What Good Debt Really Is
Nov 14, 2023When people hear the word ‘debt’, it’s often thought of as a negative thing. The idea of borrowing money from someone or from any lending institution has been associated with stress and financial burden. But debts are more than just the money we borrow to pay for bills, emergencies, or other things we need or want.
While paying back what we owe is an obligation, not all debts are considered bad. In investing and business, one of the eye-opening concepts people learn is the difference between a good debt and a bad debt. And good debt is not just borrowed money used to earn income. There’s more to it than that.
So in this article, I’ll be sharing with you 2 simple ideas that I hope will serve as a reminder for you about what good debt really is and to help you with your financial decisions.
Now, let’s start with the first.
Good debt is sometimes used as a selling point.
Most of the time, the idea of a good debt is discussed when business and investment opportunities are involved and significant capital is needed. This is because if they want to convince you to grab that opportunity, it has to come off as a wise move. They present the idea that leveraging money that’s not yours and using it to generate income is a win-win situation.

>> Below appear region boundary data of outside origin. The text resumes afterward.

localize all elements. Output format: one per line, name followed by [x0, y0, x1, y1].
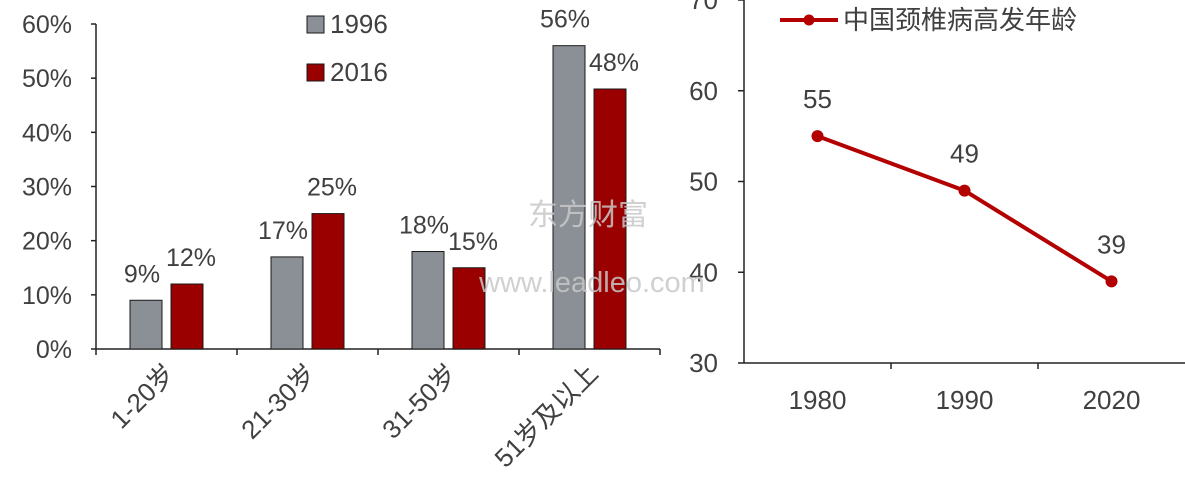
bar-legend: 1996 2016	[306, 9, 388, 87]
bar-data-label: 18%	[399, 212, 449, 240]
line-data-label: 49	[950, 139, 979, 169]
bar-2016-2	[311, 213, 345, 350]
line-data-label: 39	[1097, 229, 1126, 259]
bar-2016-4	[593, 88, 627, 350]
bar-y-tick-label: 10%	[22, 282, 72, 310]
bar-data-label: 12%	[166, 244, 216, 272]
bar-1996-4	[552, 45, 586, 350]
line-y-tick-label: 40	[689, 257, 718, 287]
line-y-tick-label: 70	[689, 0, 718, 15]
legend-marker-swatch	[803, 14, 815, 26]
legend-swatch-2016	[306, 63, 325, 82]
watermark-text-line2: www.leadleo.com	[478, 267, 705, 299]
line-point-1980	[811, 130, 824, 143]
line-y-tick-label: 50	[689, 167, 718, 197]
line-point-1990	[958, 184, 971, 197]
bar-y-tick-label: 60%	[22, 11, 72, 39]
line-point-2020	[1105, 275, 1118, 288]
bar-data-label: 56%	[540, 6, 590, 34]
bar-data-label: 17%	[258, 217, 308, 245]
bar-chart: 0% 10% 20% 30% 40% 50% 60% 9%12% 1-20岁 17% 25% 21-3…	[22, 6, 661, 473]
bar-y-tick-label: 20%	[22, 228, 72, 256]
line-x-tick-label: 1990	[936, 385, 994, 415]
line-y-tick-label: 60	[689, 76, 718, 106]
legend-label-2016: 2016	[330, 57, 388, 87]
bar-y-tick-label: 0%	[36, 336, 72, 364]
bar-data-label: 15%	[448, 228, 498, 256]
bar-2016-3	[452, 267, 486, 350]
line-legend: 中国颈椎病高发年龄	[780, 5, 1077, 35]
line-chart: 30 40 50 60 70 55 1980 49 1990 39 2020 中国颈椎病高发年龄	[689, 0, 1185, 415]
bar-2016-1	[170, 283, 204, 350]
bar-1996-2	[270, 256, 304, 350]
bar-x-tick-label: 1-20岁	[104, 358, 180, 434]
line-x-tick-label: 2020	[1083, 385, 1141, 415]
line-y-tick-label: 30	[689, 348, 718, 378]
bar-x-tick-label: 21-30岁	[235, 358, 322, 445]
bar-1996-1	[129, 299, 163, 350]
bar-data-label: 25%	[307, 174, 357, 202]
bar-y-tick-label: 50%	[22, 65, 72, 93]
legend-swatch-1996	[306, 15, 325, 34]
bar-x-tick-label: 51岁及以上	[489, 358, 604, 473]
bar-1996-3	[411, 251, 445, 350]
bar-y-tick-label: 30%	[22, 174, 72, 202]
line-data-label: 55	[803, 84, 832, 114]
watermark: 东方财富 www.leadleo.com	[478, 199, 705, 299]
legend-label-1996: 1996	[330, 9, 388, 39]
bar-data-label: 9%	[124, 260, 160, 288]
bar-x-tick-label: 31-50岁	[376, 358, 463, 445]
bar-y-tick-label: 40%	[22, 119, 72, 147]
bar-data-label: 48%	[589, 49, 639, 77]
line-x-tick-label: 1980	[789, 385, 847, 415]
legend-label-line: 中国颈椎病高发年龄	[843, 5, 1077, 35]
watermark-text-line1: 东方财富	[528, 199, 648, 232]
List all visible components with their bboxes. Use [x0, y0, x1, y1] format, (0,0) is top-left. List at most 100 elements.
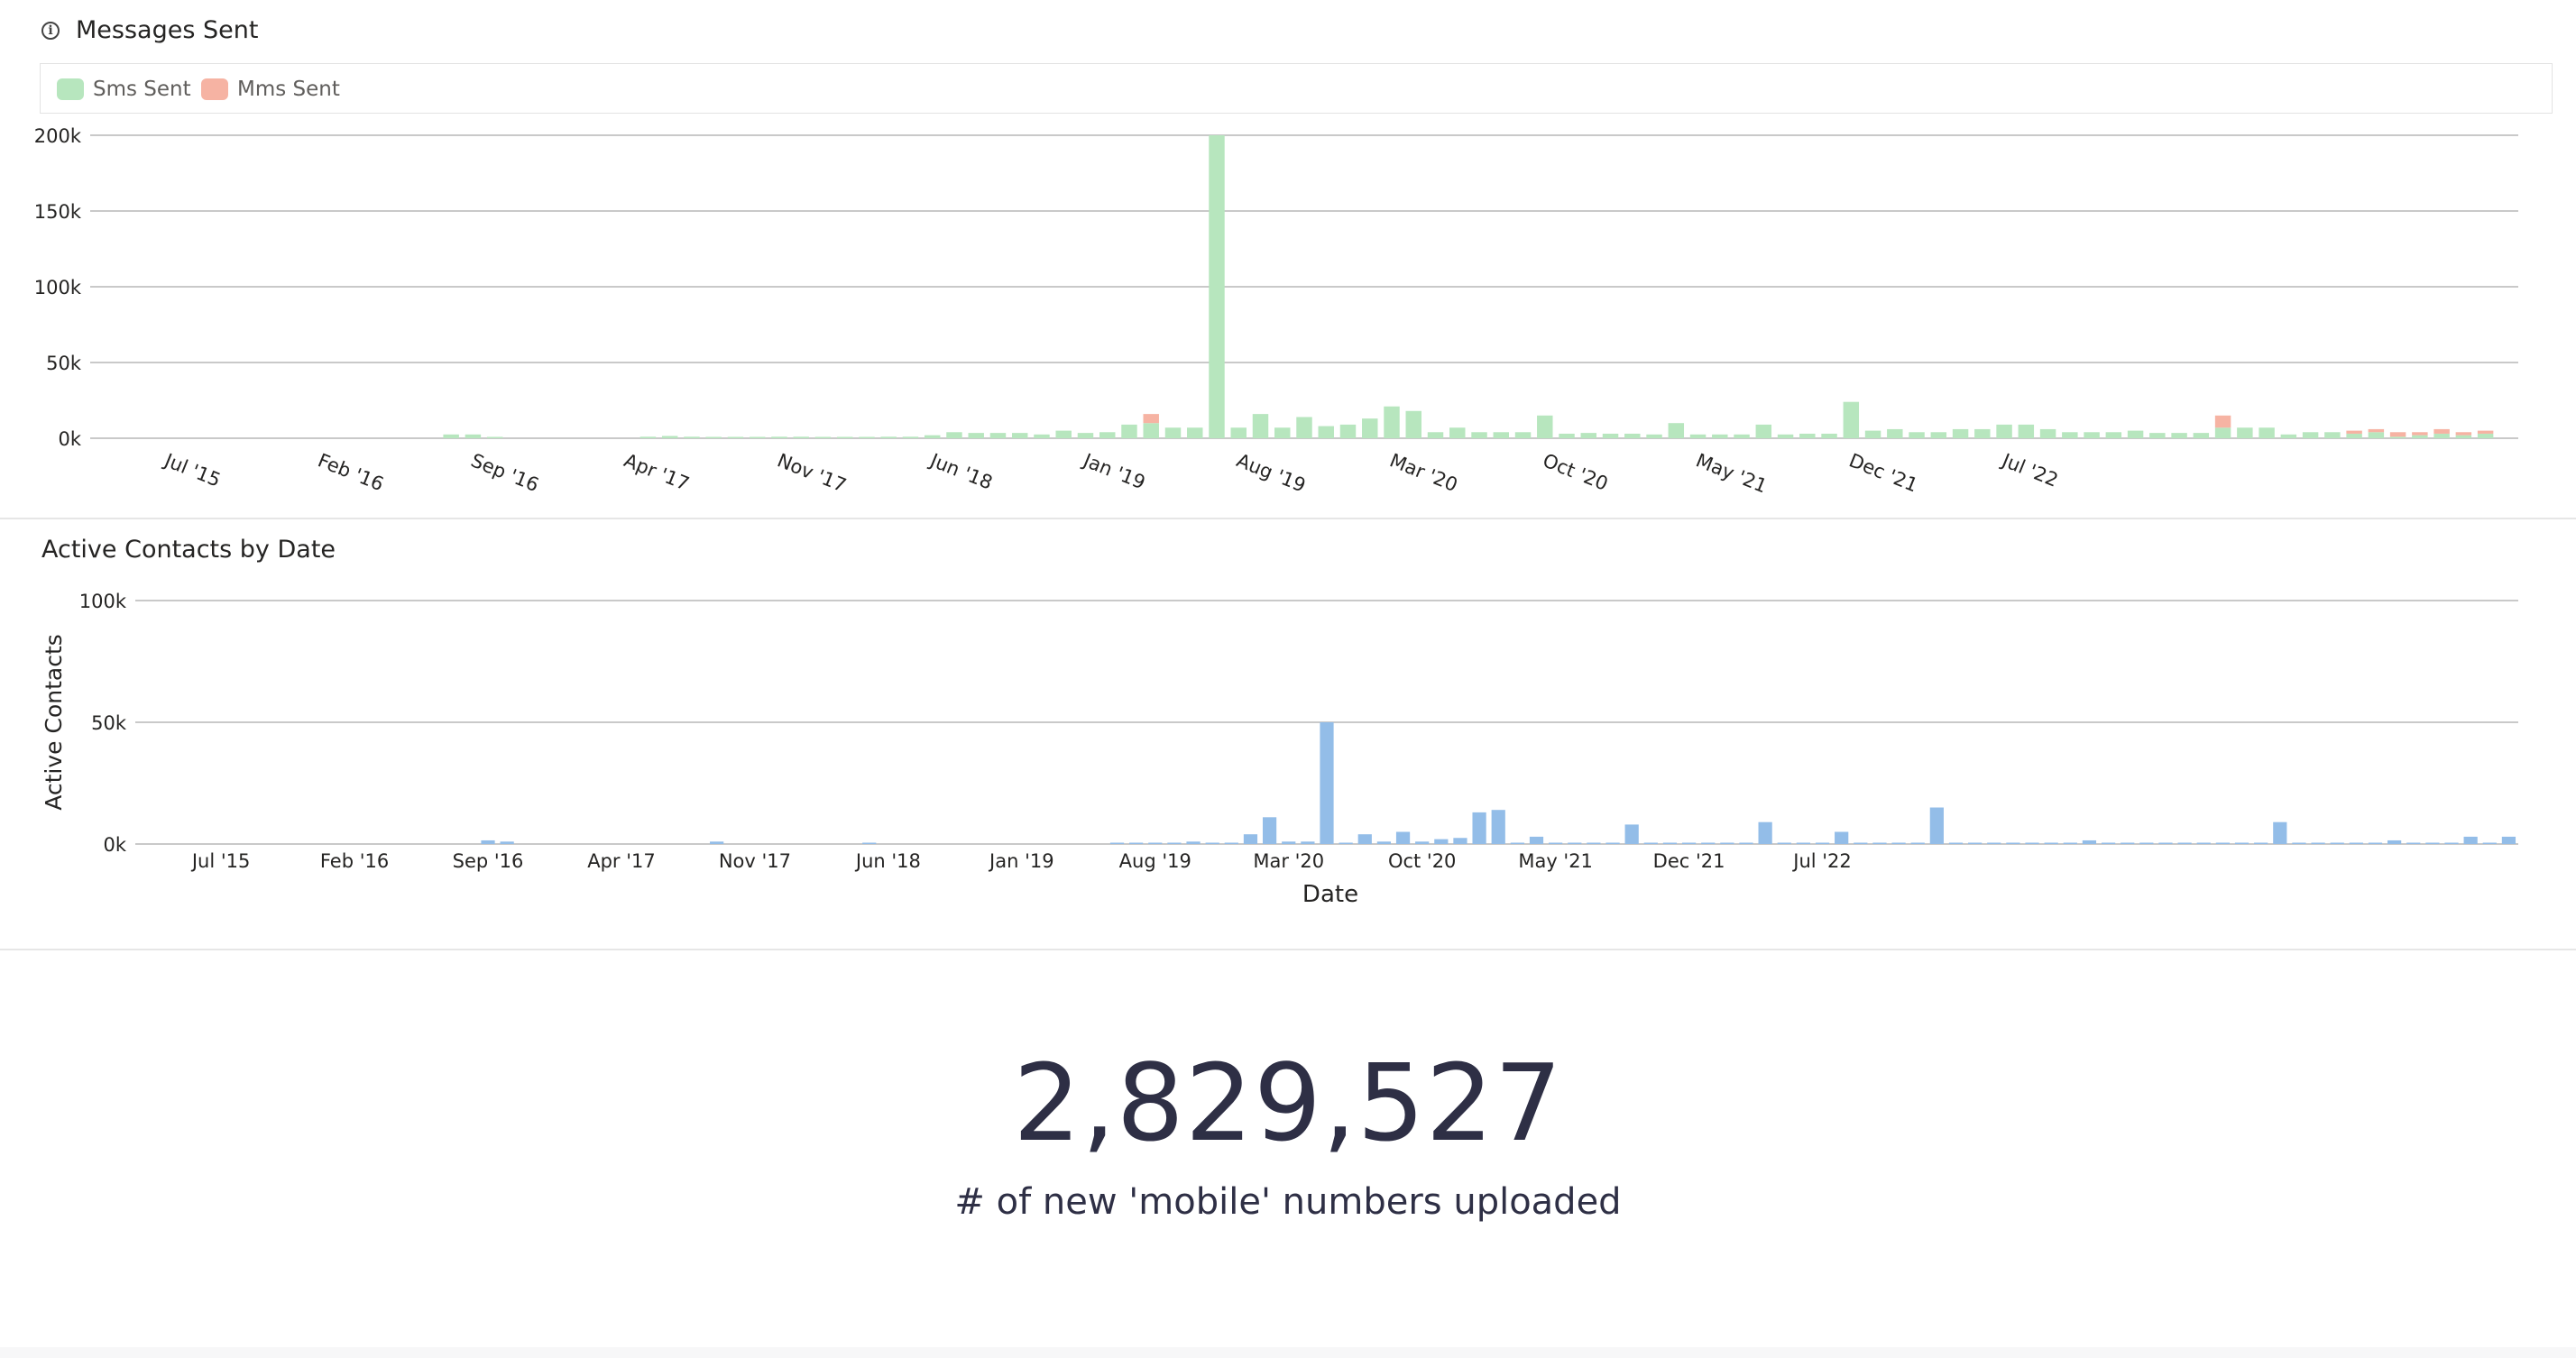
bar-sms-sent[interactable] [1712, 434, 1728, 438]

But that’s not always the case. We have to understand that just because it’s pitched as a debt that will make you earn money, that doesn’t mean it’s already good. Caution is needed with this since there are people who disguise an actual bad debt and make it look like a good one instead.
In order to identify if a loan is a good debt, here’s our next idea.
Good debt is about the net profit.
When you search online for the meaning of what a good debt really is, what you’ll notice is that it’s all about helping you with your finances, generating your income, and even increasing your net worth. While this sounds good and is what people usually believe in, there’s actually a more correct and simpler definition. And that is: good debt is about the net profit.
There are 3 points to consider under this idea.
- It should have a direct impact on your finances.
Let’s say a sales agent is planning to buy a car to travel faster and meet more clients. Is it okay to borrow money for it? The answer here will depend on her personal knowledge and skills. If she already has a proven method of finding prospects and closing deals, then this can be a great investment for her. If purchasing the car would translate to more commissions and profits for her, then this can be considered a good debt.
But if the sales agent still lacks the skills to find clients or close deals, then this might just be a bad debt that may cause stress to her due to the monthly payments for the said car.
- It is not about income.
Income is defined as the money you received in exchange for the services you offered or for the products you’ve sold. Meanwhile, net profit is what remains from your income when you've paid all of your expenses. It's essential to differentiate this so we can identify if your loan is a good debt or not.
To give an example, an ecommerce entrepreneur is planning to borrow money to fund his business and produce more products. If, after selling the products he has and deducting expenses like the cost of goods, taxes, and other fees from the income, he gets a net profit, then it's a good debt.
- Your net worth will follow.
Net worth is assets minus liabilities. It's the money you own subtracted by the money you owe. And good debt will help increase your net worth. But it's actually not a factor that needs to be considered. You only have to focus on your net profits, because when it increases, so will your net worth. But when your net worth increases, it might not be the same with your net profits.
To understand this further, let's say you bought a condo unit for rent and your rental income is not enough to cover the monthly amortization, dues, maintenance, etc. This means you're not earning any net profit. But since you're paying for your loan on the condo, then the liabilities or money you owe are going down while the value of your condo can go up, which signifies that your net worth is increasing as well. An additional property might be good on paper, but it's still bad debt without the net profit.
Net profit is very important in this discussion, as it means you have more cash flow and more capacity to increase your income, whether used for investments or other opportunities. So borrowing money that will yield net profits can be considered good debt.
On the other hand, bad debt is something that can pull you down if not handled properly. And that's something we wouldn't want. While it's possible that you're already in a situation where you borrowed money and it turns out to be a bad debt, do remember that it's okay and you'll get out of this. As our first idea states, the concept of good debt is sometimes used to make people believe that it's a good investment when it's actually not. But now that you've read these ideas, you can make better judgments and financial decisions in the future. And I know you'll be on your way to leveraging money and making it work for you!